Design
Tokenizer
The overall tokenizer framework is built on top of Julia's multiple dispatch. The main idea of the design is to make hijacking the tokenization process easier. This is done by dispatching to all AbstractTokenizer
, AbstractTokenization
, and TokenStages
, so that even if the tokenization and input are the same, we can still define a new tokenizer and change the behavior of some parts of that tokenization.
TokenStages
The TokenStages
is an abstract type used to specify the input. For example, we have Document <: TokenStages
and Sentence <: TokenStages
, so the input is not just a String
, which we probably cannot detect what is in. Every string should be wrap with a TokenStages
type explicitly. With the stages in mind, we can convert the tokenization process into recursively splitting the string and wrapping the substring as another stage until the result is a Token
type.
Splittability
Not every TokenStages
can be splitted into substring, like most of tokenizer won't split word into subwords. Therefore, we defined the Splittability
trait.
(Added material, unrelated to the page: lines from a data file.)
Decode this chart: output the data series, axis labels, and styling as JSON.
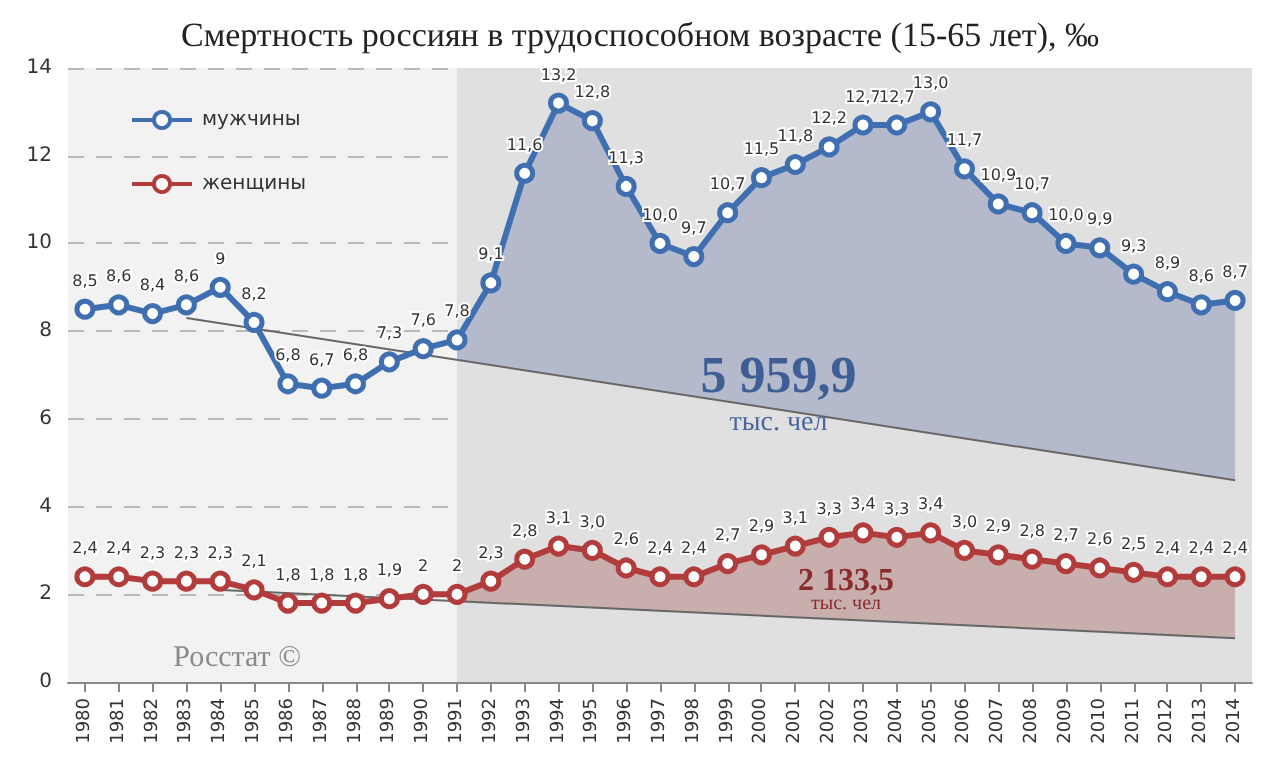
{
  "chart_data": {
    "type": "line",
    "title": "Смертность россиян в трудоспособном возрасте (15-65 лет), ‰",
    "categories": [
      "1980",
      "1981",
      "1982",
      "1983",
      "1984",
      "1985",
      "1986",
      "1987",
      "1988",
      "1989",
      "1990",
      "1991",
      "1992",
      "1993",
      "1994",
      "1995",
      "1996",
      "1997",
      "1998",
      "1999",
      "2000",
      "2001",
      "2002",
      "2003",
      "2004",
      "2005",
      "2006",
      "2007",
      "2008",
      "2009",
      "2010",
      "2011",
      "2012",
      "2013",
      "2014"
    ],
    "series": [
      {
        "name": "мужчины",
        "color": "#3f6fb0",
        "values": [
          8.5,
          8.6,
          8.4,
          8.6,
          9,
          8.2,
          6.8,
          6.7,
          6.8,
          7.3,
          7.6,
          7.8,
          9.1,
          11.6,
          13.2,
          12.8,
          11.3,
          10.0,
          9.7,
          10.7,
          11.5,
          11.8,
          12.2,
          12.7,
          12.7,
          13.0,
          11.7,
          10.9,
          10.7,
          10.0,
          9.9,
          9.3,
          8.9,
          8.6,
          8.7
        ],
        "value_labels": [
          "8,5",
          "8,6",
          "8,4",
          "8,6",
          "9",
          "8,2",
          "6,8",
          "6,7",
          "6,8",
          "7,3",
          "7,6",
          "7,8",
          "9,1",
          "11,6",
          "13,2",
          "12,8",
          "11,3",
          "10,0",
          "9,7",
          "10,7",
          "11,5",
          "11,8",
          "12,2",
          "12,7",
          "12,7",
          "13,0",
          "11,7",
          "10,9",
          "10,7",
          "10,0",
          "9,9",
          "9,3",
          "8,9",
          "8,6",
          "8,7"
        ]
      },
      {
        "name": "женщины",
        "color": "#b23b3b",
        "values": [
          2.4,
          2.4,
          2.3,
          2.3,
          2.3,
          2.1,
          1.8,
          1.8,
          1.8,
          1.9,
          2,
          2,
          2.3,
          2.8,
          3.1,
          3.0,
          2.6,
          2.4,
          2.4,
          2.7,
          2.9,
          3.1,
          3.3,
          3.4,
          3.3,
          3.4,
          3.0,
          2.9,
          2.8,
          2.7,
          2.6,
          2.5,
          2.4,
          2.4,
          2.4
        ],
        "value_labels": [
          "2,4",
          "2,4",
          "2,3",
          "2,3",
          "2,3",
          "2,1",
          "1,8",
          "1,8",
          "1,8",
          "1,9",
          "2",
          "2",
          "2,3",
          "2,8",
          "3,1",
          "3,0",
          "2,6",
          "2,4",
          "2,4",
          "2,7",
          "2,9",
          "3,1",
          "3,3",
          "3,4",
          "3,3",
          "3,4",
          "3,0",
          "2,9",
          "2,8",
          "2,7",
          "2,6",
          "2,5",
          "2,4",
          "2,4",
          "2,4"
        ]
      },
      {
        "type": "line",
        "color": "#666666",
        "marker": "none",
        "values": [
          null,
          null,
          null,
          8.3,
          null,
          null,
          null,
          null,
          null,
          null,
          null,
          null,
          null,
          null,
          null,
          null,
          null,
          null,
          null,
          null,
          null,
          null,
          null,
          null,
          null,
          null,
          null,
          null,
          null,
          null,
          null,
          null,
          null,
          null,
          4.6
        ]
      },
      {
        "type": "line",
        "color": "#666666",
        "marker": "none",
        "values": [
          null,
          null,
          null,
          null,
          2.1,
          null,
          null,
          null,
          null,
          null,
          null,
          null,
          null,
          null,
          null,
          null,
          null,
          null,
          null,
          null,
          null,
          null,
          null,
          null,
          null,
          null,
          null,
          null,
          null,
          null,
          null,
          null,
          null,
          null,
          1.0
        ]
      }
    ],
    "ylim": [
      0,
      14
    ],
    "yticks": [
      0,
      2,
      4,
      6,
      8,
      10,
      12,
      14
    ],
    "grid": "y",
    "legend": "top left",
    "marker": "circle",
    "bands": [
      {
        "axis": "x",
        "from": "1991",
        "to": "2014",
        "color": "#e0e0e0"
      }
    ],
    "annotations": [
      "5 959,9",
      "тыс. чел",
      "2 133,5",
      "тыс. чел",
      "Росстат ©"
    ]
  }
}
The splittability is codetermined by AbstractTokenizer
, AbstractTokenization
, and TokenStages
. It is either Splittable
or UnSplittable
. If the input is splittable, there should have a splitting
method defined for that combination. On the other hand, if it's unsplittable, the tokenize function will directly call wrap
to tranform the input into next stage. Actually, there is also another input with type (ParentStages = Union{Nothing, TokenStages
) that can be used to find whether the tokenize function is called recursively.
Vocabulary
The Vocab
type take two argument, the list of words and a special token for all unknown words. The default constructor of Vocab
copy the list and remove all duplicate words. Besides, it also try to find the unknown token in the word list. If the unknown token is NOT in the word list, it will NOT add it into the word list. Instead, when lookup
unknown word with that Vocab
object, it will return 0 as the index for all unknown words. Therefore, make sure the unknown token is in the word list beforehand.
Pipelines
A Pipelines
is a chain of Pipeline
and Pipeline
is a function that take two arguments: the input and a NamedTuple
. Each Pipeline
is attached with one or more symbols. It apply a transform function on its arguments, and then the result will be mark with those symbols and produce another NamedTuple
. After that, the result NamedTuple
will be merged into the input NamedTuple
. So the Pipelines
is a sequence of transform function, and each transform result is marked with given names.